La Pléaide

1981

Dans Le Monde du 30 janvier, Bertrand Poirot-Delpech fait paraître un compte rendu élogieux du livre qu’Henri Michaux vient de publier chez Gallimard, Poteaux d’angle. Il s’agit, plus précisément, de la troisième version de cette œuvre, à laquelle son auteur vient de donner sa forme ultime. Mais Poirot-Delpech ignore sans doute, à cette date, que Michaux publiera trois autres livres avant la fin de l’année.

Affrontements, achevé d’imprimer le 24 mai, paraît chez Fata Morgana. L’ouvrage est fait de dialogues, « textes sans dénouement (mais en est-il jamais dans le réel ?), portés par des voix qui ne sont que des voix », écrit Roger Munier à l’auteur. Raymond Bellour, lui, parlera plus tard de « théâtre sans théâtre ».

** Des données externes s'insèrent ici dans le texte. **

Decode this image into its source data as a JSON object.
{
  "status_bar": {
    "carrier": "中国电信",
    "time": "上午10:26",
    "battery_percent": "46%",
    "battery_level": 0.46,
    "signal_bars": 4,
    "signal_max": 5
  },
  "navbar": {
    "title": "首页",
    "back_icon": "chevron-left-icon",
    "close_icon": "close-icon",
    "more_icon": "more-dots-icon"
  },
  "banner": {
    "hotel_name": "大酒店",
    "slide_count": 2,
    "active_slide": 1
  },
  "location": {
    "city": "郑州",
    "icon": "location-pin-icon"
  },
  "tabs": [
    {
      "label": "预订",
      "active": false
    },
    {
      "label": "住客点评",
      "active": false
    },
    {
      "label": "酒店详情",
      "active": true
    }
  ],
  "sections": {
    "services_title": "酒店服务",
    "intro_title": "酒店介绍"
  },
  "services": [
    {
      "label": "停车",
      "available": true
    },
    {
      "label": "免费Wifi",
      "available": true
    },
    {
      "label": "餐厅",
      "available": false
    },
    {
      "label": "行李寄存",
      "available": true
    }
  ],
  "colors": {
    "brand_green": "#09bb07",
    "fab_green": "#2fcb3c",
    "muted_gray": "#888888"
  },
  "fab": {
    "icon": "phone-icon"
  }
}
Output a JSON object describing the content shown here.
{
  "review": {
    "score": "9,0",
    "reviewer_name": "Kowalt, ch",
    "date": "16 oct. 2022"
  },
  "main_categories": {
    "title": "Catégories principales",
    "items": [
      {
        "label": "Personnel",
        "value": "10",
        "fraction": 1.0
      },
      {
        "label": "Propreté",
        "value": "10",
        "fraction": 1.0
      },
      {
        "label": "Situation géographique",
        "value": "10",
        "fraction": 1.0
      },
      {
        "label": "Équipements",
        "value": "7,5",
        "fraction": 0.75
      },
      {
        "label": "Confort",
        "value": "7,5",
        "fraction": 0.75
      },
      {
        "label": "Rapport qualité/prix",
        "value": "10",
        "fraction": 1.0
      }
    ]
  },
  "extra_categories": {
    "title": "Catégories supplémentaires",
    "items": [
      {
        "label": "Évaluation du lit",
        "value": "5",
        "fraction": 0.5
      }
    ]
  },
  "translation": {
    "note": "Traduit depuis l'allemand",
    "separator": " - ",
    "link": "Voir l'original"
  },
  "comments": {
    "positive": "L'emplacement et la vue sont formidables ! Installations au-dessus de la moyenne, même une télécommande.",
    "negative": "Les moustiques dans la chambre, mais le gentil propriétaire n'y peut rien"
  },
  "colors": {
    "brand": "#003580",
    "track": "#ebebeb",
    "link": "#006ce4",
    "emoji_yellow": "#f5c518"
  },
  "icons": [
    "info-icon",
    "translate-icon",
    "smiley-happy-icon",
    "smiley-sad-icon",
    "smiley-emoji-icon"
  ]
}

Chez Fata Morgana encore, en octobre, Michaux donne Comme un ensablement… « Mon pied gauche, le talon d’Achille rompu, n’était plus bon pour la marche. On me le plâtra, autre lourdeur. » Un pied gauche, donc, vingt ans après le bras droit qui avait inspiré « Bras cassé » à Michaux : il faut de nouveau faire face à ce qui se dérobe. L’accident et ses suites sont l’occasion d’un récit quasi autobiographique sur lequel, toutefois, la rêverie appose sa marque.

Chemins cherchés, chemins perdus, transgressions, enfin, qui marque un retour aux recueils composites et composés, est achevé d’imprimer le 18 décembre. C’est un « vrai parcours », écrit Claude Gallimard à l’auteur, « puisqu’il est à la fois aboutissement et recommencement ». L’éditeur voit juste : le livre bénéficie d’une composition longuement mûrie. C’est elle qui lui confère son unité – elle et non pas un principe thématique ou formel : le recueil est fait de proses diverses, de dialogues de « théâtre sans théâtre » et de poèmes, placés à la fin.

Chemins cherchés comprend huit sections, dont quatre avaient déjà été publiées en plaquettes, et trois dans des revues. À l’ouverture de la première, « Les Ravagés », quelques lignes tiennent lieu d’avertissement : « Pages venues en considérant des peintures d’aliénés, hommes et femmes en difficulté qui ne purent surmonter l’insurmontable. » Autre manière de dire que ces pages ont été conçues « en rêvant à partir de peintures énigmatiques ». Mais pas plus que dans le petit livre portant ce titre et consacré à Magritte les peintures des aliénés ne sont reproduites. En exergue, ces mots : « Se montrant, ils se cachent. / Se cachant, ils se montrent. »

À travers les peintures qu’il évoque, Michaux se confronte à la multiplicité des corps en souffrance qui les ont produites. C’est à cette pluralité que répondent et s’opposent les poèmes de la fin, en particulier « Jours de silence » : « Unité du silence / Superficies par le Silence // Dissolution des masses, des groupes, / des médiocres credos // Jour de l’Absence du Temps Fragmenté // N’est plus, l’incidentel / n’est plus, l’événementiel // l’alentour, sa différence est affaiblie. »

Sur un bloc de papier à lettres on peut lire, de la main de Michaux, à côté de projets de titre pour le recueil, les mots « voix confrontées ». Depuis les voix multiples des aliénés jusqu’à la voix sans écho du poète, en passant par les voix sans corps du « théâtre sans théâtre » (« trop de voix pour ma voix », dit l’un des « personnages »), se dessine le parcours dont parle Claude Gallimard, et qu’évoquera plus tard Jean-Michel Maulpoix : Chemins cherchés trace « un itinéraire qui conduit de l’enfermé à l’ouvert, de la folie à l’être ».

Dans son article de janvier, Poirot-Delpech détrompait ceux pour qui, depuis la mort de Sartre en avril 1980, seul Aragon pouvait être classé parmi les « vivants immenses » : « C’est faux. Au-dessus des empoignades et des modes, sans autre image terrestre que leurs profils de guetteurs écarquillés, Beckett et Michaux montent dans notre nuit une veille primordiale. » Sans doute a-t-il trouvé dans Mal vu mal dit (que Beckett publie en mars) et dans Chemins cherchés de quoi renforcer sa conviction.